Ciudad Real
May 6 - 8, 2025
08
may 2007
More than 250 million Chinese have emerged from poverty in the last 30 years, given that their income level has improved and how, thus turning them into very attractive potential consumers, according to Marisa Flores, Delegate of the Foreign Promotion Institute (IPEX) of Castilla-La Mancha. The chat took place this afternoon at Fenavin 2007, the same with Félix Solís Ramos, during which it was confirmed that the Chinese like red wine, that they consider it a healthy food product, that they consider it a good gift and a symbol of image and status. China is awakening much interest at FENAVIN, and proof of this is that the conference hall was full to the brim during the chat, which was presented by IPEX's Director Javier Vega.
There is no doubt that the Chinese market is currently one of the most sought after. Its peculiar, yet constant rapprochement to a sort of consumer society and the impressive number of its population are turning it into the preferential destination for all types of investments. As a mere anecdote, it should be taken into account that there are already more than 20 million multimillionaires in China.
However, as warned by Marisa Flores, it is also "one of the most unknown and mythicized markets". The Delegate in Hong Kong for IPEX (Castilla-La Mancha Foreign Promotion Institute) delivered a very detailed exposition and a realistic analysis of this market, providing the potential wine exporter with relevant information about the business opportunities that exist on the Chinese wine market. The event also included tips on how to interact in commercial dealings with a culture that is so very different from our own.
In the first place Marisa Flores described the main characteristics of the Chinese market, emphasizing on the demand for wine products and on the numerous associated factors that condition this demand: different types of sales points, most habitual tastes amongst the diverse consumer profiles, tendencies that are being consolidated…
In the year 2005 on the wholesale market Spain sold 52% of the Chinese market, yet in 2006 it was displaced by Chile.
The forecast for growth of bottled wine in China is about an annual 9% until the year 2009, in such a manner that 12% will be red wine, which is the one most favored by Chinese citizens; another 6.5% will correspond to white wine, 4% to rosé wine and another 3% to sparkling wines.

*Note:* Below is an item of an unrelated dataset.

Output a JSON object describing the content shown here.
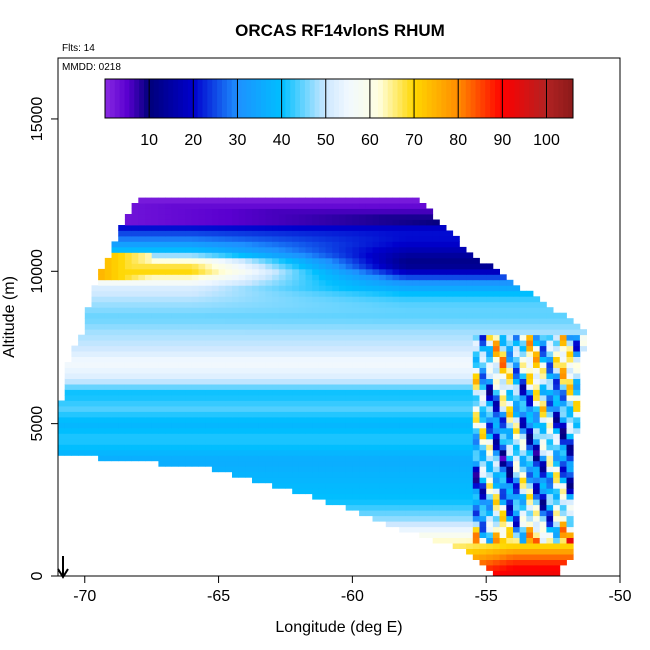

Current production corresponds to 90% local and 10% imported wine, taking into account that 63.5% corresponds to red wine and 27.8% to white wine. And of course we must not forget that consumption is still low, given that the average stands at 0.3 liters per person and year in China, while in Spain the figure reaches 26 liters, in France 55 and the global average stands at about 7.5%.
During the second stage of the conference Marisa Flores analyzed the competition, starting with the local Chinese offer and continuing with the main rivals, producer countries from both the Old and New World. During the lecture she also analyzed evolution of wine exports in the last few years, to conclude with an evaluation of the possibilities of penetrating the Chinese wine market, apart from providing a series of practical recommendations aimed at undertaking exporting to the Asian giant, including a warning about the abundance of frauds.
Wine imported by the Chinese, which is 10% of the total consumption, corresponds in 37% to French wine and wines from other countries such as Australia, United States, Italy, Chile or Spain. The varieties that the Chinese like the most are Cabernet, Merlot, Syrah and Pinot Noir in the case of red wines; Chardonnay and Sauvignon Blanc for white wines.
Thus the future of wine in China opens up as natural growth of the market, although with tough price competition.
Félix Solís Ramos, of the company Félix Solís Avantis, explained how his wine company, with headquarters in Castilla-La Mancha, specifically in Valdepeñas, inaugurated a plant in Shanghai with a bottling capacity of an annual 60 million liters. The plant is equipped with the most modern facilities to be found in China, requiring an investment of 5 million Euros and employing 21 persons. They started exporting to China 8 years ago, with the help of Chinese who were residents in Spain at the time.
BARRIERS AGAINST COMPETITION THROUGH EXCLUSIVITY CONTRACTS
The objective of this Castilian-Manchego winery that is already implanted in Valdepeñas, La Mancha, Rioja, Ribera del Duero and Rueda, was to reach the 42% of Chinese that live in cities, because consumption of wine is above all an urban matter, with current consumption surpassing 550 million liters, although mainly of national wine.
Solís made it quite clear that commercialization in China is anything but easy; as there are companies with 5000 workers and sales reaching 30 million liters, which through exclusivity contracts raise tremendous barriers against competition. Thus it is quite common to see wine lists in Chinese restaurants, which is where wine is mainly consumed, that all correspond to a single exclusive company, thus the only path an imported wine can take is to position itself in hypermarkets and foreign chains such as Carrefour, or in bars.